With Guatemala out of contention, here are four nations that have finished 4th on one occasion. Of these nations, the one with the most 5th places is Myanmar, previously known as Burma. The South East Asian country is relatively strong in weightlifting and boxing. Win Kay Thi earned a 4th place in the 2000 women’s flyweight weightlifting, and two more weightlifters and two boxers have ranked 5th (or losing quarter-finalist) in the past. The nation lost another 4th place, achieved in 2004, when it was found that another female weightlifter, Nan Aye Khine, had used anabolic steroids.
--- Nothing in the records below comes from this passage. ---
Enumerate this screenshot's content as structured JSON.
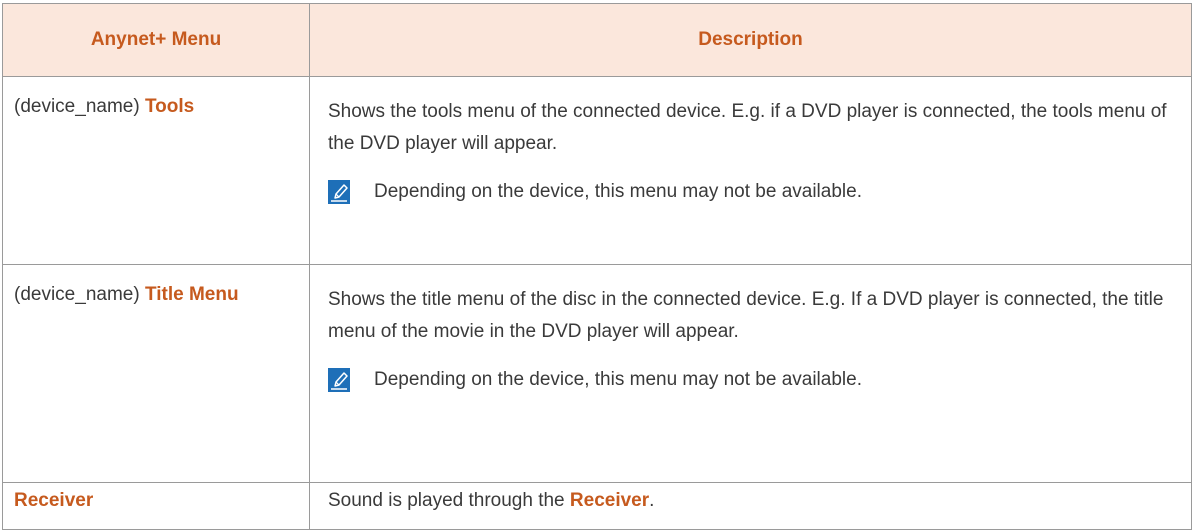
{
  "table": {
    "headers": {
      "col1": "Anynet+ Menu",
      "col2": "Description"
    },
    "rows": [
      {
        "name_prefix": "(device_name) ",
        "name_highlight": "Tools",
        "description": "Shows the tools menu of the connected device. E.g. if a DVD player is connected, the tools menu of the DVD player will appear.",
        "note": "Depending on the device, this menu may not be available."
      },
      {
        "name_prefix": "(device_name) ",
        "name_highlight": "Title Menu",
        "description": "Shows the title menu of the disc in the connected device. E.g. If a DVD player is connected, the title menu of the movie in the DVD player will appear.",
        "note": "Depending on the device, this menu may not be available."
      },
      {
        "name_prefix": "",
        "name_highlight": "Receiver",
        "description_prefix": "Sound is played through the ",
        "description_highlight": "Receiver",
        "description_suffix": "."
      }
    ]
  },
  "icons": {
    "note": "note-pencil-icon"
  },
  "colors": {
    "header_bg": "#fbe7dc",
    "accent": "#c65a1e",
    "icon_blue": "#1e6fb8",
    "border": "#9a9a9a"
  }
}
Alessandra Perilli took a shot at the medals in London, but narrowly failed.

Behind Myanmar, the unluckiest nation is San Marino. The tiny enclave republic, embedded within Italy, had its best result in London. Trap shooter Alessandra Perilli was involved in a three-way shoot-off for silver and bronze, but missed her second shot and fell outside of the podium. Prior to Perilli, other Sanmarinese shooters had also come close to the prizes: Francesco Nanni was 5th in 1984 (small-bore rifle, prone), while trap shooters Emanuela Felici (twice) and Francesco Amici had earned 7th places.

Ibrahim Kamal (Jordan) lost the bronze medal match in his taekwondo event, but still achieved his country’s best ever Olympic performance.

Similarly close has been Jordan, which has placed 4th, 5th and 7th in taekwondo. Samoa is closing in on these countries:in London 2012, they earned a 6th and two 7th places (weightlifting and taekwondo), adding to a 4th place won in Beijing.